Pour breveter une invention, une société européenne a le choix entre
3 procédures : déposer un brevet dans un seul pays auprès de
l'Office national des brevets correspondants (l'INPI pour la France),
étendre ses droits à l'Europe en déposant son brevet à l'Office
européen des brevets (OEB) ou adresser une demande internationale
couvrant tout ou une partie des 110 pays de l'Organisation mondiale de
la propriété industrielle (OMPI).
C'est le système de l'OEB même qui est en cours de changement.
Actuellement, il faut 5 ans entre la date de dépôt du brevet
et sa délivrance (contre 3 ans aux Etats-Unis) et le coût du brevet
européen est le plus élevé (3 à 5 fois plus cher qu'aux
Etats-Unis et au Japon).
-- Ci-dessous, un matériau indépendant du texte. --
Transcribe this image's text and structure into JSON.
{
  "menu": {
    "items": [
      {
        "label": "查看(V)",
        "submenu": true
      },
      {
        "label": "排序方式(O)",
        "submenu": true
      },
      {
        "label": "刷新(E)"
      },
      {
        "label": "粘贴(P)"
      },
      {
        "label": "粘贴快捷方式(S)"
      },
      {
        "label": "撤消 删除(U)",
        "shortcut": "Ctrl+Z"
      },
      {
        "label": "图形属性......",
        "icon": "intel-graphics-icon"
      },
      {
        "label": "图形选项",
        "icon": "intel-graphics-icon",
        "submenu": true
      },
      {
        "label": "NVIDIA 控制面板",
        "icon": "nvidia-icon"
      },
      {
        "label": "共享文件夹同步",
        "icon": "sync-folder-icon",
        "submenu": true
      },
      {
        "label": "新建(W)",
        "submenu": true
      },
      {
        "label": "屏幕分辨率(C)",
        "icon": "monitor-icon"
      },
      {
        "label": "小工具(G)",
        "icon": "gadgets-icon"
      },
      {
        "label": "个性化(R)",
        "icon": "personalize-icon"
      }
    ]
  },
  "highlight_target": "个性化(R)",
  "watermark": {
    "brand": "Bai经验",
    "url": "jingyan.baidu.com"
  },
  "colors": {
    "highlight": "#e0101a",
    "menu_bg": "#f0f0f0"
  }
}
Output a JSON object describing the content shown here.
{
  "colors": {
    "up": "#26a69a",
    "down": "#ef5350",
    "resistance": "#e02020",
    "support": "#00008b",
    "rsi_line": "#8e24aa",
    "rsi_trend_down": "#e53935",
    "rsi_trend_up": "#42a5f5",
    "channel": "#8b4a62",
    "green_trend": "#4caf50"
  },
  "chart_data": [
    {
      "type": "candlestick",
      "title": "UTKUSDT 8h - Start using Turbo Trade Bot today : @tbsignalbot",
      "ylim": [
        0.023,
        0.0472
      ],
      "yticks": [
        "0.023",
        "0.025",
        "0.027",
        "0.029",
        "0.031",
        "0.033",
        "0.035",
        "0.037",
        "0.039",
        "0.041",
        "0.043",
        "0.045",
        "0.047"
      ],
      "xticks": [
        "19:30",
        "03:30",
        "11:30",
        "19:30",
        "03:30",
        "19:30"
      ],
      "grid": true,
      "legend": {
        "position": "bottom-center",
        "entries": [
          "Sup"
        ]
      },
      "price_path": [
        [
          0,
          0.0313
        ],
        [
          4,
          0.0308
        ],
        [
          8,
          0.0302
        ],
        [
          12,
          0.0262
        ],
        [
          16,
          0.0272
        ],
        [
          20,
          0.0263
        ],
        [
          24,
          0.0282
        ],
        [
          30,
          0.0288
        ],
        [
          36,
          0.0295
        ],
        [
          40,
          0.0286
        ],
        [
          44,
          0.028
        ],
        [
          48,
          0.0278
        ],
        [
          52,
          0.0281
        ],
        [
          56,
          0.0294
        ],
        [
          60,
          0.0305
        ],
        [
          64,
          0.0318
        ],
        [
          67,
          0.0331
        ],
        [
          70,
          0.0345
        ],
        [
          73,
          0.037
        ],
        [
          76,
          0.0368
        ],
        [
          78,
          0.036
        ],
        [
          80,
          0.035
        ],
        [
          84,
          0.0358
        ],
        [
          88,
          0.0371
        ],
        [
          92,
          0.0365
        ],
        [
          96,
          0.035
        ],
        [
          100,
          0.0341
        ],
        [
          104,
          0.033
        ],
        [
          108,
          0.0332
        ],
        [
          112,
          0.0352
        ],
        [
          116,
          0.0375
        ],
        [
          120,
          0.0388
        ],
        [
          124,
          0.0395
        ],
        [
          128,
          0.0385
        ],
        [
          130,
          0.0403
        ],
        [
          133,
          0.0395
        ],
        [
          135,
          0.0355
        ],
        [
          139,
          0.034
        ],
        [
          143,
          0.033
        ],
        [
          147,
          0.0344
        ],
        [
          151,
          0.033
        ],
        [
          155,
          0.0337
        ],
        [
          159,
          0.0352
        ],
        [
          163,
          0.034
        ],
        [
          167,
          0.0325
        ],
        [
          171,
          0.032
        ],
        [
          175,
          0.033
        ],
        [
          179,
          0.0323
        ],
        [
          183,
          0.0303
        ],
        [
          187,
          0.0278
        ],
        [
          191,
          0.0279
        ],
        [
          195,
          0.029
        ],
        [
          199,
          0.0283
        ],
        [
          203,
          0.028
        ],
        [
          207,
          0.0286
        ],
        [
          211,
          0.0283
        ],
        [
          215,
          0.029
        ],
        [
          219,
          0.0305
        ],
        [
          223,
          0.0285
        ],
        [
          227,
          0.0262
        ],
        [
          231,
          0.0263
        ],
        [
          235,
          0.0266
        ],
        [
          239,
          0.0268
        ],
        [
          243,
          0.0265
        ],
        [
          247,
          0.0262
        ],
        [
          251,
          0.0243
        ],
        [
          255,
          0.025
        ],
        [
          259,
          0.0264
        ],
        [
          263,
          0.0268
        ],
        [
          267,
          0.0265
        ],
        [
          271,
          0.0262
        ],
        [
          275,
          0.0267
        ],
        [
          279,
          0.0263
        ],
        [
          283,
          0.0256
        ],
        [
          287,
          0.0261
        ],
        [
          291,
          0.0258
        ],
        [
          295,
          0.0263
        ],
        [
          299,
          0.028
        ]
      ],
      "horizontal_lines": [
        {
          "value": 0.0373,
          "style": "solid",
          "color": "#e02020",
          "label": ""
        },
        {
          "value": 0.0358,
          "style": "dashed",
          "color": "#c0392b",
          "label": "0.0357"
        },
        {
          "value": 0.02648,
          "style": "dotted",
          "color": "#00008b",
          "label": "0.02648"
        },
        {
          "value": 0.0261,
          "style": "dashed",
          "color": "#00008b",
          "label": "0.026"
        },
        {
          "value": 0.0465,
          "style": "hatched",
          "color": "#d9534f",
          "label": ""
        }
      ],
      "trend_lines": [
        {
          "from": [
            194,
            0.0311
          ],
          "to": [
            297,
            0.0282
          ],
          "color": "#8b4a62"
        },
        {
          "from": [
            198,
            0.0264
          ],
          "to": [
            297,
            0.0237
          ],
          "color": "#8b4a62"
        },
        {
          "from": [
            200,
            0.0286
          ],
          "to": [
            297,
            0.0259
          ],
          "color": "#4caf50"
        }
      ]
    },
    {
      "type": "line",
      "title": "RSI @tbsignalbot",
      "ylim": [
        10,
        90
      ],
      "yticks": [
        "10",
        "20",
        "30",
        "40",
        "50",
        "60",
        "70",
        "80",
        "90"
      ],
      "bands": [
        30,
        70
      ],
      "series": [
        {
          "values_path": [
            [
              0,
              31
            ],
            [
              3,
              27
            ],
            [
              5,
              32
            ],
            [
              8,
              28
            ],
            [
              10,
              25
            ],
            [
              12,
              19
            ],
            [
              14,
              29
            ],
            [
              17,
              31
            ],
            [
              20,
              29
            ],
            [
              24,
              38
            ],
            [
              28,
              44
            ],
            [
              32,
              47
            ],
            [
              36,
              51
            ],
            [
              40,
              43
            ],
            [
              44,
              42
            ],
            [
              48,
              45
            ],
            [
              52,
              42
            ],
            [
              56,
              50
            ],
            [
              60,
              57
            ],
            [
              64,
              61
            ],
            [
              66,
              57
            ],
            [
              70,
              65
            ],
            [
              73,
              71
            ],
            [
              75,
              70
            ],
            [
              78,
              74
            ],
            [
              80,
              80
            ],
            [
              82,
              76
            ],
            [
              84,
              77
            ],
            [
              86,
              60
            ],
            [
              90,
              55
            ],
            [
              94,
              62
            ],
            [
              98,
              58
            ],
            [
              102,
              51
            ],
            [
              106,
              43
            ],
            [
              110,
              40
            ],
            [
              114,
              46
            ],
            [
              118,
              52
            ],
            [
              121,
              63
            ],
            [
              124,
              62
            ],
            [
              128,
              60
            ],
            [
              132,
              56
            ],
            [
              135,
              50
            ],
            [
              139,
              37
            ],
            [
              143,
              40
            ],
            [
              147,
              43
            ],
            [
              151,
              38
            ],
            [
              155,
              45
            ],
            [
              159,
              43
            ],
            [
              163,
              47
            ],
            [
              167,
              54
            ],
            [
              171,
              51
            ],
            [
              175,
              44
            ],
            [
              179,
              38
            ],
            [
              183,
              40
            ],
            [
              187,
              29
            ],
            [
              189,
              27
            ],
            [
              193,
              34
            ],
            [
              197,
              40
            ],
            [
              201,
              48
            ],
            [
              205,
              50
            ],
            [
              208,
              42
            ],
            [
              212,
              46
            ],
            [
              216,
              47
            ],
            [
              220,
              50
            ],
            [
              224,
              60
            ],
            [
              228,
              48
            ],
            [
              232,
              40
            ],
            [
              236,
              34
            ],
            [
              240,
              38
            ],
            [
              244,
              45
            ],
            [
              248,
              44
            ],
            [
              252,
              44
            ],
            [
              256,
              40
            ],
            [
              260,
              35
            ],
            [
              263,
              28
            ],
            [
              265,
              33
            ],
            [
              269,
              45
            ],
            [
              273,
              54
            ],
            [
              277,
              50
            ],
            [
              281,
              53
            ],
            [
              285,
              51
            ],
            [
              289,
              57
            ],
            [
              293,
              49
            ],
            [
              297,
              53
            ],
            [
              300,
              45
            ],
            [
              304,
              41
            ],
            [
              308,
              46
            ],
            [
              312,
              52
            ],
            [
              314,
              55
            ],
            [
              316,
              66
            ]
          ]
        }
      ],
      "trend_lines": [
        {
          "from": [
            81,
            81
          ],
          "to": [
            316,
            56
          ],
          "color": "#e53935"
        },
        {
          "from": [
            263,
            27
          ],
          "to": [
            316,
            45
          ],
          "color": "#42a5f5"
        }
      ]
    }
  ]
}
Les coûts de traductions dans toutes
les langues officielles de l'union européenne représentent 40% du
coût du ticket d'entrée (30 000 euros en moyenne).
Malgré ses lourdeurs, l'OEB demeure avec l'Office japonais et
l'Office américain l'un des trois offices les plus importants du
monde délivrant, à eux trois, 80 % des brevets mondiaux.
La réforme en cours vise à homologuer les inventions et les produits
au sein de l'Union européenne en instaurant un titre de protection qui
soit le même sur tout le territoire européen. En attendant
l'harmonisation des jurisprudences des offices nationaux, seule la
Cour de justice européenne sera habilitée à traiter les litiges.